Ain’t I a Woman?: Blackness and Expansive Notions of Femininity

Alice Walker, Sojourner Truth, Audre Lorde and Kimberle Crenshaw

“Ain’t I a woman? Look at me, I have plowed and planted, and gathered into barns, and no man could head me. And ain’t I a woman?” – Sojourner Truth

The complexity of Black women’s experiences and perspectives have consistently challenged Western notions of femininity. At the intersections of race, gender, and class, the very existence of Black women pushes against narrow definitions of what it means to be women.

Historically, in the Western imagination, Black women have been either masculinized beasts of burden, desexualized mammys, or hypersexualized jezebels. These seemingly contradictory stereotypes work together in denying and perverting the humanity of Black women, and seek to cast Black women as perpetual others whose value lies in their labor or sexual availability.

Colonizers also actively worked to suppress African understandings of gender fluidity and expansive notions of sexual orientation, further alienating Black women from their full personhood.

Despite a society committed to erasure, Black women have always resisted. In 1851, at the Women’s Convention in Akron, Ohio,  Sojourner Truth delivered her famous “Ain’t I a Woman” speech, directly confronting how the nascent feminist movement was attempting to leave Black women behind. White women had historically been promoted as the feminine ideal, requiring protection and delicacy, both of which were categorically denied to Black women. And yet, Sojourner challenged, “Ain’t I a Woman?”

“Womanism is embracing the courage, audacity, and self-assured demeanor of Black women, alongside their love for other women, themselves, and all of humanity.” – Alice Walker

As mainstream feminism developed, and the right to vote led to conversations around the right to work, Black women found their issues sidelined yet again. After all, the American economy had always relied upon Black women’s labor.

Sharing the vision for a more inclusive and expansive social movement, Sojourner Truth passed the baton to Alice Walker who coined the term “Womanism” in her 1983 book “In Search of Our Mother’s Gardens: Womanist Prose.” She described mainstream feminism as a movement led by white women to serve white women's goals and can often be indifferent to, or even in opposition to the needs of Black women.

In contrast, womanism, although inclusive of feminism, is fundamentally dedicated to the history and experiences of Black women. Womanism directly deals with the reality that Black women face both racialized and gendered oppression, and posits that solving for one cannot exclude solving for the other.
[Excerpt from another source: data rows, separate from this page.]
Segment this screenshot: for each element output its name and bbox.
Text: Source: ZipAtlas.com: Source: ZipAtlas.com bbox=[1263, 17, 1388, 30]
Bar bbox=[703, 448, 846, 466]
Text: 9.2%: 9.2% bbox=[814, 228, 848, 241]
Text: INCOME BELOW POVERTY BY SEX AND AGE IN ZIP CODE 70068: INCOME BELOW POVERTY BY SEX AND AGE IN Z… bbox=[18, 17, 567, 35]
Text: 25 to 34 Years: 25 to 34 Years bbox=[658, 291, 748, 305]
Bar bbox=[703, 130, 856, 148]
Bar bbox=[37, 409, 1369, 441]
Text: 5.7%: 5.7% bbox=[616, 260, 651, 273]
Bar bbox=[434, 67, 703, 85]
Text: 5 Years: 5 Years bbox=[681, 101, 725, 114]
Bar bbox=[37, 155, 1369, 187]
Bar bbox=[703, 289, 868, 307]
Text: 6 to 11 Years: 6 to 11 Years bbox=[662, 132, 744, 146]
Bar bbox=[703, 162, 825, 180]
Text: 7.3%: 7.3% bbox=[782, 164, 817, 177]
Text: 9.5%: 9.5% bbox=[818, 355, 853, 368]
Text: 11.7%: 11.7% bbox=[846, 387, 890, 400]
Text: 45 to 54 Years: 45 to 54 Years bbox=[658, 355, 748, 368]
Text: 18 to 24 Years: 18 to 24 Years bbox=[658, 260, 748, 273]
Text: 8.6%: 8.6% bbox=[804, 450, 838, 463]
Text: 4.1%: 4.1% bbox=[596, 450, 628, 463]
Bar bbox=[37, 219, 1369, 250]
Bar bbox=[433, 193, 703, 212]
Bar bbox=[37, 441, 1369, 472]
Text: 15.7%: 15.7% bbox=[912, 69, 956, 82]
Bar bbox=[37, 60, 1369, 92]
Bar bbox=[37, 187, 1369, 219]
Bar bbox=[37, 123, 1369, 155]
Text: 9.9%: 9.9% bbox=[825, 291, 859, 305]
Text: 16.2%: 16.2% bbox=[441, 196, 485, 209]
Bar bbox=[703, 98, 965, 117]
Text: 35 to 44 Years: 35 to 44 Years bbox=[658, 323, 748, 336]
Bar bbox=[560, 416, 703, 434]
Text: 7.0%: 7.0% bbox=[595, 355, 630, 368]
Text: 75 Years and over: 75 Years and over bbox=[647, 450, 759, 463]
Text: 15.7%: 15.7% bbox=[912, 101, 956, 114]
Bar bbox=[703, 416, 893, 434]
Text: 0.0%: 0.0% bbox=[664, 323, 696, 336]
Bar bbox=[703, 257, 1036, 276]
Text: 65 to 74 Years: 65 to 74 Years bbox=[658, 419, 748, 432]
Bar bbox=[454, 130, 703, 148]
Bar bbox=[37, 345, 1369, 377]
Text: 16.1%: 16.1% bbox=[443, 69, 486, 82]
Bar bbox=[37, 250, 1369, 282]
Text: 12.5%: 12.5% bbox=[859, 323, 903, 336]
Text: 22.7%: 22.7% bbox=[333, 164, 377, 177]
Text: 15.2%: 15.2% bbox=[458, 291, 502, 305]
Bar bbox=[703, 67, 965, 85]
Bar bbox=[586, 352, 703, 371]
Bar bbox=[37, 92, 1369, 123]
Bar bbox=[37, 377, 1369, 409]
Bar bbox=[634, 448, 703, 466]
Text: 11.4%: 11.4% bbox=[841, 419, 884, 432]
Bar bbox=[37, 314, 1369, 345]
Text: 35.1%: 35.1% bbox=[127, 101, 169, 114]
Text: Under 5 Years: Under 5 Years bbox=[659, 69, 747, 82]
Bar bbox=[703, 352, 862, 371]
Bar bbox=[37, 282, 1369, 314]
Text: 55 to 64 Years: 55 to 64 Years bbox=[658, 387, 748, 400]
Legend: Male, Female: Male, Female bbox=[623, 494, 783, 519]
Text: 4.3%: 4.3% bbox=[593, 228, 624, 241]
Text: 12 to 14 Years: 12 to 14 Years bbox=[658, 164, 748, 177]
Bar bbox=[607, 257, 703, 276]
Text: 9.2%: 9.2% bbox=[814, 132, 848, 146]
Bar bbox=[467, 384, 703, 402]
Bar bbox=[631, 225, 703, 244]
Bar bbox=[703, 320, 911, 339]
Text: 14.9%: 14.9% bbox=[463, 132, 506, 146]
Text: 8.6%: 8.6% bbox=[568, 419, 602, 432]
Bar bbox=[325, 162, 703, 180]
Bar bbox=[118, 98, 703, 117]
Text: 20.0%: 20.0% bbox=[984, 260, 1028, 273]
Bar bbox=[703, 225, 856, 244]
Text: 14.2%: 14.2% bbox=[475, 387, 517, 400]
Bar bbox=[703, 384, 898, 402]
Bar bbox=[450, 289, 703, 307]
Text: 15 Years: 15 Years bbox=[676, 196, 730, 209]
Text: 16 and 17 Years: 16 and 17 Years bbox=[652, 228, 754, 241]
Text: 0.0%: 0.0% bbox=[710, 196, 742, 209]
Walker’s vision also included a queer lens, where the connection to and the love of women go beyond labels of sexual orientation.

The erotic is a resource within each of us that lies in a deeply female and spiritual plane, firmly rooted in the power of our unexpressed or unrecognized feeling.” – Audre Lorde

As a contemporary of Alice Walker, the work of queer writer and poet Audre Lorde deeply engaged the complex inner worlds of Black women as both a personal and political project.

She believed that due to stereotypes like the desexualized mammy or the hypersexualized jezebel, mainstream feminism’s efforts around sexual liberation and the right to choose could not adequately address Black women’s complicated experiences around sensuality, sexual agency, and reproductive freedom.

Lorde’s work welcomed Black women back into their bodies. Instead of rendering Black women as sexual objects, in her 1978 essay, “Uses of the Erotic: The Erotic as Power,” Lorde encouraged her sisters to see themselves as sensual subjects able to access their instincts as a source of feminine information, joy, and power.

This reclamation of bodily autonomy and self-perception empowered Black women to reject society’s insistence that their expressions of self were shameful. Instead, these words celebrated the wholeness of their being and the power of their embodied femininity.

“We must begin to tell Black women's stories because, without them, we cannot tell the story of Black men, white men, white women, or anyone else in this country.”Kimberle Crenshaw

The fact is that a truthful, expansive, and grounded understanding of Black women’s humanity benefits everyone.

Celebrated intellectual and political writer Kimberle Crenshaw’s work on intersectionality stands on the shoulders of Sojourner Truth, Alice Walker, Audre Lorde, and countless other ancestors in centering the freedom of Black women in any pursuit of justice.

Crenshaw expounded that there is no oppressive force under which Black women do not carry the heaviest burden. Yet paradoxically, mainstream social movements — whether dealing with issues of gender, queerness, or race — have consistently asked Black women to wait for their time.

That time is now.

When Black women are seen, respected, and held as full humans with all the complexities and multiplicities therein, all peoples are afforded greater access to their truest selves. As we celebrate Women’s History Month, we stand in the long canon of Black women who have refused to let the world define us, and instead dig the deep wells of freedom, self-love, and justice from which all can drink.